Шаолинь против Афона
Прежде всего Жак Пьер был искателем приключений. С детства наш герой зачитывался Майн Ридом и любимым Жюль Верном, захватывающие испытания героев их книг овладели его детским разумом, побуждая искать подобное и в действительности. Но, увы, реальность оказалась куда более прозаичной и скучной. Мечтатель вырос, закончил философский факультет Сорбонны, а сказка так и осталась заключенной в клетку книг.
Преподавая в университете китайскую философию, Жак Пьер тратил все свое свободное время, читая всевозможные легенды, и, копаясь в библиотеках, зарывался в груду древних рукописей. Отпуска он проводил в разного рода экспедициях: дважды он отправлялся на берега туманного Альбиона в поисках загадочного Грааля, в Армении искал Ноев ковчег, облетел весь Синайский полуостров, разыскивая знаки, которые якобы оставили землянам инопланетяне.

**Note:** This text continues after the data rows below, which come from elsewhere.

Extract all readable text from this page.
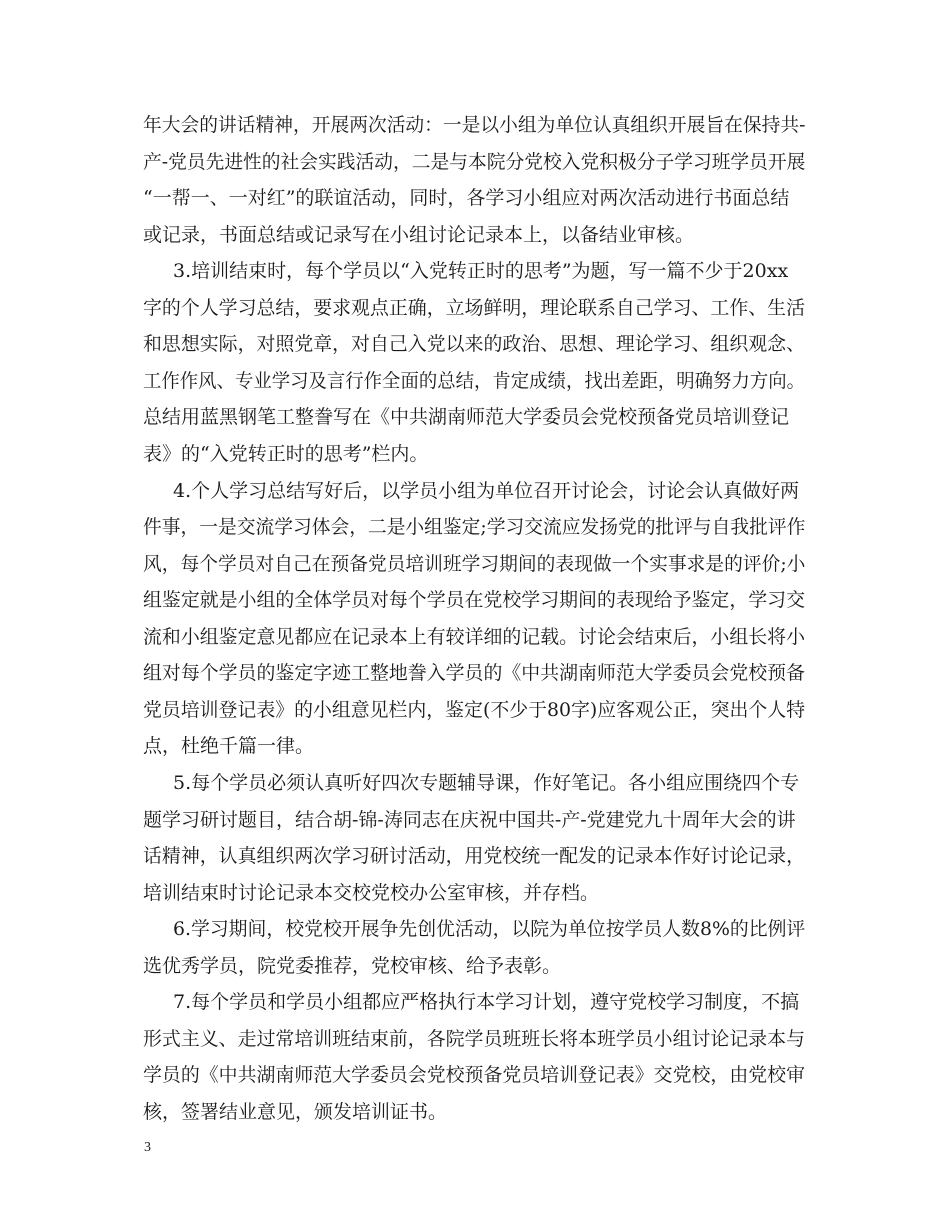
年大会的讲话精神，开展两次活动：一是以小组为单位认真组织开展旨在保持共-
产-党员先进性的社会实践活动，二是与本院分党校入党积极分子学习班学员开展
“一帮一、一对红”的联谊活动，同时，各学习小组应对两次活动进行书面总结
或记录，书面总结或记录写在小组讨论记录本上，以备结业审核。
3.培训结束时，每个学员以“入党转正时的思考”为题，写一篇不少于20xx
字的个人学习总结，要求观点正确，立场鲜明，理论联系自己学习、工作、生活
和思想实际，对照党章，对自己入党以来的政治、思想、理论学习、组织观念、
工作作风、专业学习及言行作全面的总结，肯定成绩，找出差距，明确努力方向。
总结用蓝黑钢笔工整誊写在《中共湖南师范大学委员会党校预备党员培训登记
表》的“入党转正时的思考”栏内。
4.个人学习总结写好后，以学员小组为单位召开讨论会，讨论会认真做好两
件事，一是交流学习体会，二是小组鉴定;学习交流应发扬党的批评与自我批评作
风，每个学员对自己在预备党员培训班学习期间的表现做一个实事求是的评价;小
组鉴定就是小组的全体学员对每个学员在党校学习期间的表现给予鉴定，学习交
流和小组鉴定意见都应在记录本上有较详细的记载。讨论会结束后，小组长将小
组对每个学员的鉴定字迹工整地誊入学员的《中共湖南师范大学委员会党校预备
党员培训登记表》的小组意见栏内，鉴定(不少于80字)应客观公正，突出个人特
点，杜绝千篇一律。
5.每个学员必须认真听好四次专题辅导课，作好笔记。各小组应围绕四个专
题学习研讨题目，结合胡-锦-涛同志在庆祝中国共-产-党建党九十周年大会的讲
话精神，认真组织两次学习研讨活动，用党校统一配发的记录本作好讨论记录，
培训结束时讨论记录本交校党校办公室审核，并存档。
6.学习期间，校党校开展争先创优活动，以院为单位按学员人数8%的比例评
选优秀学员，院党委推荐，党校审核、给予表彰。
7.每个学员和学员小组都应严格执行本学习计划，遵守党校学习制度，不搞
形式主义、走过常培训班结束前，各院学员班班长将本班学员小组讨论记录本与
学员的《中共湖南师范大学委员会党校预备党员培训登记表》交党校，由党校审
核，签署结业意见，颁发培训证书。
3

В Мексике, на Юкатане, он сломал ногу, в Гималаях заболел сенной лихорадкой, в ЮАР был ограблен туземцами, в России жестоко избит пьяными селянами, принявшими его за шпиона. В Японии Жак Пьер учил дзен-буддизм в школе самого Судзуки, фотографировал снежного человека на одном из островов Филиппин, искал знаменитый «Летучий голландец» в Тихом океане, изучал загадку каменных истуканов на острове Пасхи. Он ночевал на развалинах Стоунхенджа, пытаясь понять язык друидов, кочевал с аборигенами Австралии, где его чуть не покусал ядовитый тайпан, однажды на него набросились обезьяны, обитавшие в развалинах буддийского храма. В Пиренеях Жак Пьер лазил по пещерам, где прятались когда-то от крестоносцев катары, записывал легенды шерпов в Непале, был гидом в Египте, познавая тайны пирамид, брал образцы грунта на месте святилища Ваалу в Баальбеке и участвовал, по обстоятельствам, во всех возможных авантюрах. Но сердце его не насыщалось, даже наоборот – с каждым разбитым идолом его сказка все больше становилась иллюзией. Лучше бы эти загадки и оставались таковыми, но это было для любознательного парижанина слишком мало. Он жаждал большего.

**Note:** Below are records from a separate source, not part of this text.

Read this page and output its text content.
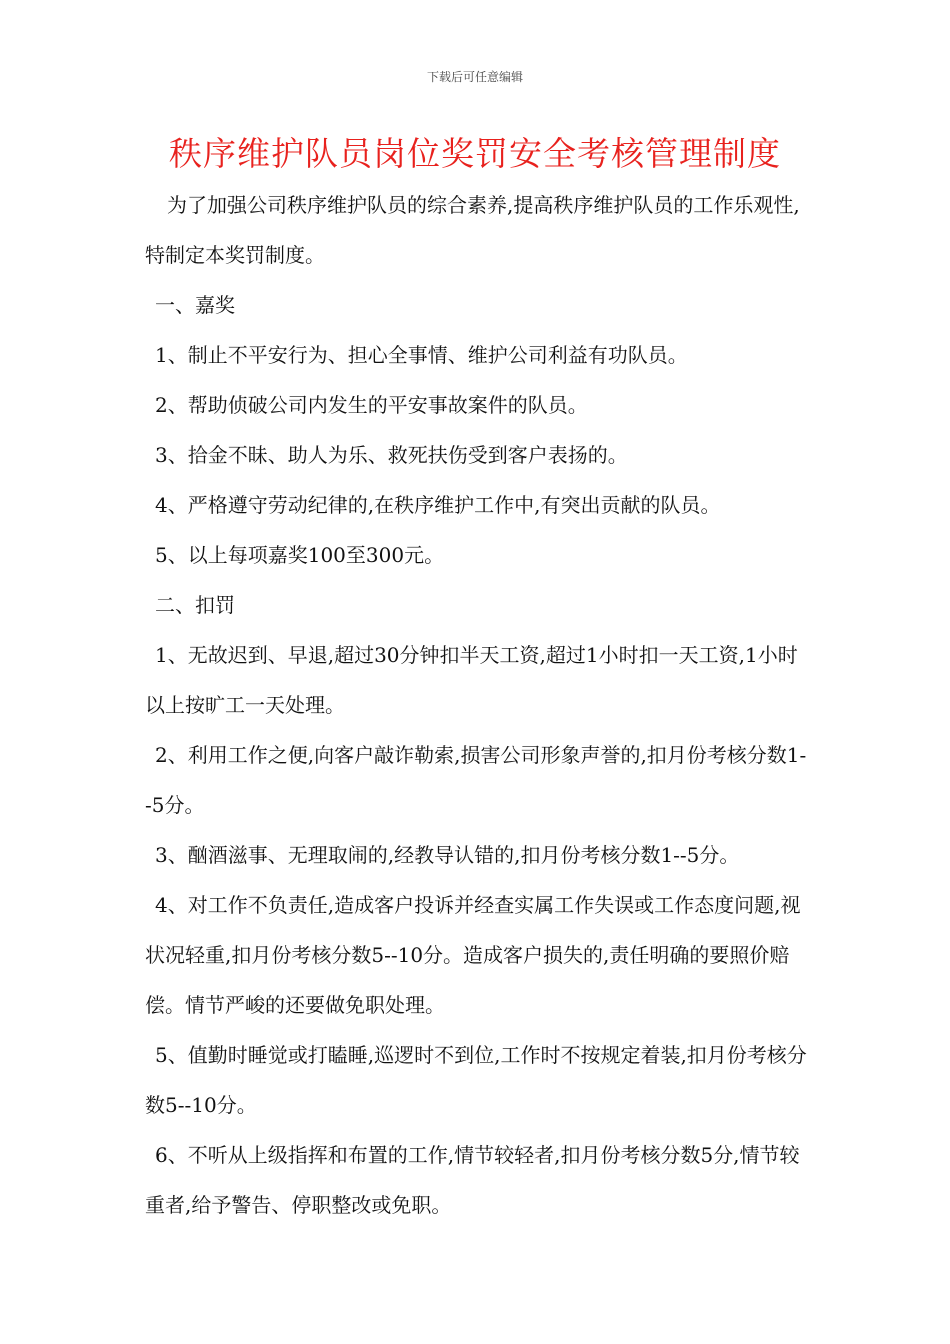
下载后可任意编辑
秩序维护队员岗位奖罚安全考核管理制度

为了加强公司秩序维护队员的综合素养,提高秩序维护队员的工作乐观性,特制定本奖罚制度。

一、嘉奖

1、制止不平安行为、担心全事情、维护公司利益有功队员。

2、帮助侦破公司内发生的平安事故案件的队员。

3、拾金不昧、助人为乐、救死扶伤受到客户表扬的。

4、严格遵守劳动纪律的,在秩序维护工作中,有突出贡献的队员。

5、以上每项嘉奖100至300元。

二、扣罚

1、无故迟到、早退,超过30分钟扣半天工资,超过1小时扣一天工资,1小时以上按旷工一天处理。

2、利用工作之便,向客户敲诈勒索,损害公司形象声誉的,扣月份考核分数1--5分。

3、酗酒滋事、无理取闹的,经教导认错的,扣月份考核分数1--5分。

4、对工作不负责任,造成客户投诉并经查实属工作失误或工作态度问题,视状况轻重,扣月份考核分数5--10分。造成客户损失的,责任明确的要照价赔偿。情节严峻的还要做免职处理。

5、值勤时睡觉或打瞌睡,巡逻时不到位,工作时不按规定着装,扣月份考核分数5--10分。

6、不听从上级指挥和布置的工作,情节较轻者,扣月份考核分数5分,情节较重者,给予警告、停职整改或免职。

В общем, с трудом разобравшись в вышеназванных загадках, наш Жак Пьер впал в депрессию. Если говорить серьезно, то во всех этих тайнах есть элемент сознательной или бессознательной мистификации. Тут он ощутил, что в его жизни что-то должно измениться, потому что так больше продолжаться не могло. Он ходил к психоаналитику, но последний вместо помощи настроил его против собственного отца, Жак Пьер был буквально на грани отчаяния. И вот судьба, смилостивившись, показала ему срединный путь.
Все началось, для столь великого события в его жизни, достаточно просто. Как-то он сидел в одном парижском ресторанчике, глядя из окна на порядком поднадоевший силуэт Эйфелевой башни, и увидел на ее фоне двух маленьких китайцев, сидящих за крайним столом. Китайцы о чем-то спорили на хорошо знакомом ему мандаринском диалекте. По очереди, давая оппоненту слово, они ели пиццу, запивая ее кока-колой. Жак Пьер не мог не прислушаться к их беседе. Один убеждал другого в том, что китайцы совсем не националисты, с чем тот был совершенно не согласен:
– Послушай, Ду Веймин, мы, китайцы, великие националисты. Как ты можешь с этим спорить? – Китаец, так сказать, передал микрофон соседу и принялся за грибную пиццу.
– Ты все передергиваешь! Настоятель сказал мне, что мог бы принять одного-двух иностранцев, если бы они хорошо владели китайским. Это неправда, будто Шаолинь опирается только на коренных китайцев. – Ду Веймин стал есть свою пиццу с беконом, видя, что другой спорщик доел свой кусок.
– Но монастырь не приемлет западную культуру! – Китаец апеллировал к таким историческим фактам, как опиумные войны, боксерское восстание, культурная революция Мао Цзэдуна и современные расстрелы наркодилеров на стадионах. – Шаолиньские монахи поддержали восстание хунвейбинов, разгромивших Шанхай, некоторые историки даже считают, что они были истинными зачинщиками бунта. – Китаец взял стакан с красной шипящей колой.
– Да, конечно, китайская культура почти самая замкнутая в мире, но Ван Дэминь, шаолиньский монастырь, уже готов раскрыть свои секреты миру, поэтому настоятель и ищет европейцев, которые смогли бы перенять истинную китайскую культуру, самую древнюю на земле…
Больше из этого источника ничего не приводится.